Imaginez-vous à Athènes, vers 414 avant J.-C. Dans le théâtre de Dionysos sous l’Acropole. Gradins en bois, sol de terre battue, et pour seul décor un bâtiment rudimentaire, doté d’une grande porte. Au programme, Électre de Sophocle. La porte s’ouvre, Électre apparaît. C’est la fille de Clytemnestre et d’Agamemnon.
Clytemnestre a assassiné Agamemnon à son retour de Troie, après dix ans de guerre. Elle règne aux côtés de son amant, Égisthe. Électre vient hurler sa peine devant le palais de Mycènes, face aux 12 000 spectateurs athéniens. Elle prend à témoin le jour qui se lève, rappelle le meurtre affreux de son père, invoque les déesses de la vengeance. Sophocle la représente ainsi, accablée par le deuil. Grâce à une tradition longue de 2 400 ans, nous connaissons les mots d’Électre prononcés ce jour-là : ceux de l’héroïne, ceux du poète, ceux de l’acteur derrière le masque. Nous avons le texte qui nous permet d’imaginer les gestes. Et de là les effets de scène, l’émotion des spectateurs, le spectacle vivant.

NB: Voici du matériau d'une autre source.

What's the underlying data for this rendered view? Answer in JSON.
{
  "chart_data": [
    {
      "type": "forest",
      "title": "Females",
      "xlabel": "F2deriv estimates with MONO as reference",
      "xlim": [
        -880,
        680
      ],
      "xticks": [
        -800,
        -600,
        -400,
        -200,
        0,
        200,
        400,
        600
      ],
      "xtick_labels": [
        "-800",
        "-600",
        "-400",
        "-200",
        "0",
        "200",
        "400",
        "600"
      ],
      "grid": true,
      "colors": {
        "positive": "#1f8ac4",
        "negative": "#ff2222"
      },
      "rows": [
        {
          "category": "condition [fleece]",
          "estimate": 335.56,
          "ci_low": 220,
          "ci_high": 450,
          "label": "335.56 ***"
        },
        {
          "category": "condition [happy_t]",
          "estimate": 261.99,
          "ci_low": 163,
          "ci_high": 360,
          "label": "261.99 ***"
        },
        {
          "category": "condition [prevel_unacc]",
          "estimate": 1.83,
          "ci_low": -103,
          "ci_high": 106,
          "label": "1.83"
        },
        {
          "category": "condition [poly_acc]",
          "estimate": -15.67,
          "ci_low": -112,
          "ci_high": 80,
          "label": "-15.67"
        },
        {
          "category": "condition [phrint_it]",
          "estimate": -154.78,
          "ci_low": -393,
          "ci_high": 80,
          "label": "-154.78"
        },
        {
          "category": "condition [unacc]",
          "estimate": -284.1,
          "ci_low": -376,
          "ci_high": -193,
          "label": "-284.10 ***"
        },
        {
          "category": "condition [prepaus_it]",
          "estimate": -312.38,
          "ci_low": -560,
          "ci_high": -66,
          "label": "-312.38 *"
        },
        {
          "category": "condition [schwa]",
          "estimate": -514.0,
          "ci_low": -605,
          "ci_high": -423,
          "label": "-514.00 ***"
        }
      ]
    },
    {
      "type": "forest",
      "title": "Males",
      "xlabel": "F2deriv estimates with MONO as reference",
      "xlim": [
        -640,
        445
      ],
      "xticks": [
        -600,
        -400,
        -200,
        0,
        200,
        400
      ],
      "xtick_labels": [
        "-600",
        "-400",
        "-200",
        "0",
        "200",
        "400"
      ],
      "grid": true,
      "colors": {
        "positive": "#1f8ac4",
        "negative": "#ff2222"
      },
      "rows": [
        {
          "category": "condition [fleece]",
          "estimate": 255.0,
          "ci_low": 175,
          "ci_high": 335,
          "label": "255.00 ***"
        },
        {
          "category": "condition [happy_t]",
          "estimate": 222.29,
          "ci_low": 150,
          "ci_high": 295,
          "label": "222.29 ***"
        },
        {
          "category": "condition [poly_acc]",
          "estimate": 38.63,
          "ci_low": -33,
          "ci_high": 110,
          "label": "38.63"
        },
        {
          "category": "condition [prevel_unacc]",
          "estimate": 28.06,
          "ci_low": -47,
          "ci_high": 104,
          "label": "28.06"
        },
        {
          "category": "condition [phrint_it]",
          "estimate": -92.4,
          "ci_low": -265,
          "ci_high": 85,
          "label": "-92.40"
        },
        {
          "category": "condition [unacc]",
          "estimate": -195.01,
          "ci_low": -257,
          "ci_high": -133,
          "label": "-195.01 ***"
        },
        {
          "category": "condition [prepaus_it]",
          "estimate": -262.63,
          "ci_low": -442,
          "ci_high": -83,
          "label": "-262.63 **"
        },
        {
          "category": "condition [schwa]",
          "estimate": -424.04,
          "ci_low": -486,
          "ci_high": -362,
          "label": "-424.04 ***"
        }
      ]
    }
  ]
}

Le présent ouvrage part à la recherche de ces gestes perdus. Entre les lignes des trois « Électre » d’Eschyle, Sophocle et Euripide, il décèle des gestes de différentes natures : jeu et danse du comédien ; actes de parole d’Électre qui prie, se lamente, jure, maudit ; figures stylistiques par lesquelles le poète donne corps au texte. Or ces différents « gestes » semblent se compléter, se répondre... Pour s’en assurer, il faut adopter une autre lecture : mobiliser, comme le public grec, l’ouïe et le regard.